Brexit: Currency Impact On Portfolios

What does this mean for markets?

Brexit was triggered today, thus beginning the roughly two year process of the U.K. leaving the European Union. It is expected that the process will be final by Oct. 2018 with U.K. being free of Brussels by March 2019. What does this mean for markets? For starts, it’s all about currency risk in client portfolios. The pound (GBP 130,46 +1,19 +0,92%) was relatively quiet for the first few hours when Theresa May triggered Article 50. But market expectations are for the GBP to hit 1.30 to the dollar; it is now 1.24. If the market is right on the GBP, then investments in GBP priced assets may be getting pricey. The currency has been gaining fast since March 14 and it appears the market is ready to brace this new U.K.-E.U. relationship. “Given the recent rally, it may be wise to take some profit off the table ahead of this event because despite being classified as a non-event, it is a historic event and bound to bring higher volatility over the coming few days,” says Naeem Aslam, chief market strategist for ThinkMarkets, a London broker. The chief reason for the strength in the currency is the resilience of the economic data against the consensus view, and the rising inflation in the country which is keeping the Bank of England on its toes. The euro is now the more risky of the two. Or make that three when you throw the dollar in there. With the euro now facing the biggest headwinds, money managers may want to consider buying euro-priced assets instead.
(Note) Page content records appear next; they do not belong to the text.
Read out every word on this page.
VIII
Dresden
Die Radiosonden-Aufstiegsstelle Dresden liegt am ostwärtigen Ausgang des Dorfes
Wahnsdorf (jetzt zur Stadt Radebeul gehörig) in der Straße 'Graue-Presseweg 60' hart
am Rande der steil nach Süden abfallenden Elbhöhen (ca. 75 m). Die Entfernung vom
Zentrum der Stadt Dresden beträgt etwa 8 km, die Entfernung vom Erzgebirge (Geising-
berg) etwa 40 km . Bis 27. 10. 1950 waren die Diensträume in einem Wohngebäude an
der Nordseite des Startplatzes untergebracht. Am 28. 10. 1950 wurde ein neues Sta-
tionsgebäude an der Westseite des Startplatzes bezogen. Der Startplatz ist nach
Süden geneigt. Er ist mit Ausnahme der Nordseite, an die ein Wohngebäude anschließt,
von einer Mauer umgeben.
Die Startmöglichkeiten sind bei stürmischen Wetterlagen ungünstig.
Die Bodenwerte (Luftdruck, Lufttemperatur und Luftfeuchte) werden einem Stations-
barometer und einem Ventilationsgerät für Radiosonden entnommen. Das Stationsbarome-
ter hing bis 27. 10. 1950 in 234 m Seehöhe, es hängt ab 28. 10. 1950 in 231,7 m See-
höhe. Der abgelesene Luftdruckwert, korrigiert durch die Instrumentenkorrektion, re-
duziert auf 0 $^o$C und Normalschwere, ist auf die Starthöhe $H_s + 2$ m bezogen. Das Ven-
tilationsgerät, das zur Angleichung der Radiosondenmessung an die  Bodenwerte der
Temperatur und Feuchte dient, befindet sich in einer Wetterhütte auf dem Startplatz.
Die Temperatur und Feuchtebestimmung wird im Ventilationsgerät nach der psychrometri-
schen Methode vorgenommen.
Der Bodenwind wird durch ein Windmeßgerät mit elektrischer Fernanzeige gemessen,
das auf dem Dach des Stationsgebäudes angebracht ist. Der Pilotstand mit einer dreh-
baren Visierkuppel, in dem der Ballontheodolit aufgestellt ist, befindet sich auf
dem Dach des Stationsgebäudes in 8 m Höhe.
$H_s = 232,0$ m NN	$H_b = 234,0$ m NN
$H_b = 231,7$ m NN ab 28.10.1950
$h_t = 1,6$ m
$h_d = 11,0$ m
The pullback is an opportunity. “The Eurozone is picking up, judging by recent data, including strong PMIs,” says Jan Dehn, head of research for the Ashmore Group in London. “France is likely to move further away from extreme nationalist populism following a victory for presidential candidate (Emmanuel) Macron over (Marine) Le Pen in the first presidential election debate.” A Le Pen win would crush the euro in the short term. Investors will know more about the euro’s direction next month.